South Sudanese authorities are blocking United Nations peacekeepers from visiting a town where soldiers are alleged to have killed civilians including children this week, a U.N. spokeswoman said on Friday.

Peacekeepers have been trying to get to the town of Pajok, near the border with Uganda, for four days after unconfirmed reports emerged of mass killings.

“They are still not there,” said Shantal Persaud, a spokeswoman for the U.N. Mission in South Sudan. “Negotiations continue with the local authorities.”

The peacekeepers have been barred by the South Sudanese military, New York-based U.N. spokeswoman Eri Kaneko said this week.

Thousands of South Sudanese refugees fled into Uganda this week after they said government forces killed civilians in Pajok on Monday. A Reuters tally of witness testimonies counted at least 17 deaths.

The refugees said some of those killed were children shot as they tried to flee, while others had their throats slit before their bodies were strung up from door frames.

The South Sudanese government denied its forces targeted civilians. It said an operation in Pajok, a town of more than 50,000 people 15 km (10 miles) north of the Ugandan frontier, was to flush out guerrillas.

South Sudan seceded from Sudan in 2011 after decades of war, but has been mired in factional conflict since President Salva Kiir sacked his vice president Riek Machar in 2013. The fighting that followed has often split the country along ethnic lines.

Both sides have targeted civilians, human rights groups say.

More than 6,000 people fled from Pajok to Uganda this week, Babar Baloch, a U.N. refugee agency spokesman, said in a statement on Friday.

“Refugees report witnessing their loved ones shot dead at a close range, with many arrested or slaughtered, including children. Families fled in different directions; the elderly and disabled who could not run were shot dead,” he said.

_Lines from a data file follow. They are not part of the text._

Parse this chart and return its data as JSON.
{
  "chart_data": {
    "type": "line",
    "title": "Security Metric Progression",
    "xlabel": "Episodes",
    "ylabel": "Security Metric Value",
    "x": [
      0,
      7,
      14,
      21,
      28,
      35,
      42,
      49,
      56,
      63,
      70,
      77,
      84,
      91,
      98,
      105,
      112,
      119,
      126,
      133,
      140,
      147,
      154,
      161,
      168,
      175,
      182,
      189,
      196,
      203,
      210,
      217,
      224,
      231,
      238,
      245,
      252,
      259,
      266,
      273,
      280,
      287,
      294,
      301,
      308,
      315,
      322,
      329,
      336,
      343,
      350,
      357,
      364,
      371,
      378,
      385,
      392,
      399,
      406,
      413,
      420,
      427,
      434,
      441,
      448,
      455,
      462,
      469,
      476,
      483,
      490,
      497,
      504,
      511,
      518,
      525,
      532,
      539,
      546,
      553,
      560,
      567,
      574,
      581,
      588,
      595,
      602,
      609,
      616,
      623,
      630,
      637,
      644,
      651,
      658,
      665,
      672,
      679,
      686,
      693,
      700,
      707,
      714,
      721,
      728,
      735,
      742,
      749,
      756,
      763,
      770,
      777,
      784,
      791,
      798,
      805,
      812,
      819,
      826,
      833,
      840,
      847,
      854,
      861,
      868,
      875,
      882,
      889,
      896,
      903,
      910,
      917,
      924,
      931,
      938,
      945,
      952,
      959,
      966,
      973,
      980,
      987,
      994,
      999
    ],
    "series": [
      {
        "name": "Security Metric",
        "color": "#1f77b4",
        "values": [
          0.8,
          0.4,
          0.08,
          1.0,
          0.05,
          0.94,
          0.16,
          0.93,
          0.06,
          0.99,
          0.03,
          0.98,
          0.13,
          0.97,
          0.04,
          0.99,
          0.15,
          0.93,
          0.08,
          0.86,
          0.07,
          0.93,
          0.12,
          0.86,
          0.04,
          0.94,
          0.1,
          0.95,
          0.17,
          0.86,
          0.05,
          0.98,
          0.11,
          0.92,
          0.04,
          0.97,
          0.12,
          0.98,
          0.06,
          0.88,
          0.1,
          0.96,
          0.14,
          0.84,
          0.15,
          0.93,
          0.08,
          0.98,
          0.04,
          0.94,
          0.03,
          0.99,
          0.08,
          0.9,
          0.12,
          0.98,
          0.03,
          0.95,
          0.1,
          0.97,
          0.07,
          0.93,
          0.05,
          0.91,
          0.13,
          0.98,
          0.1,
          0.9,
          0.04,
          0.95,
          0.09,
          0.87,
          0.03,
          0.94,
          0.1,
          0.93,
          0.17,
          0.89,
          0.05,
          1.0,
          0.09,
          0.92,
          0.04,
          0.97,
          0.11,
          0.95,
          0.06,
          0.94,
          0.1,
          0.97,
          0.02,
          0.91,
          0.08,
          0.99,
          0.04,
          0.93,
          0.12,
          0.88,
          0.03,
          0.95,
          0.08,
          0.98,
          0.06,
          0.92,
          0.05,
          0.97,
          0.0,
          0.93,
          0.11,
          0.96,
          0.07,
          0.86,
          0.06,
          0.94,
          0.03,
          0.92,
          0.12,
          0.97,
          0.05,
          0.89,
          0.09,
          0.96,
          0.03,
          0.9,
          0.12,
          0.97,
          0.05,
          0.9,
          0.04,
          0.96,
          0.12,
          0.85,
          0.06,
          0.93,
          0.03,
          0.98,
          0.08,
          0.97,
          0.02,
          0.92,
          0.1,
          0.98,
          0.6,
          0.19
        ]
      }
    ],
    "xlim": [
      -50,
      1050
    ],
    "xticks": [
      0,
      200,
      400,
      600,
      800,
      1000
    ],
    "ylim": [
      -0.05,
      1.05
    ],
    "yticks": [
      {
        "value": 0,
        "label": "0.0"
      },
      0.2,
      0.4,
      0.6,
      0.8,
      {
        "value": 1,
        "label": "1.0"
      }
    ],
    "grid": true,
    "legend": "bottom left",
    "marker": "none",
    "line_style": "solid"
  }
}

Baloch added that many displaced people were still hiding in the bush trying to find their way to Uganda while homes and properties had been looted and burned, with main roads out of the town reported to be blocked by armed groups.

The assault on Pajok is the latest in a series of attacks in the fertile Equatoria region. Many towns and villages in the region are now deserted, residents say.

Around 1.7 million people have fled South Sudan, most of them to Uganda, which is struggling to cope with the influx. Nearly two-thirds of the new arrivals are children.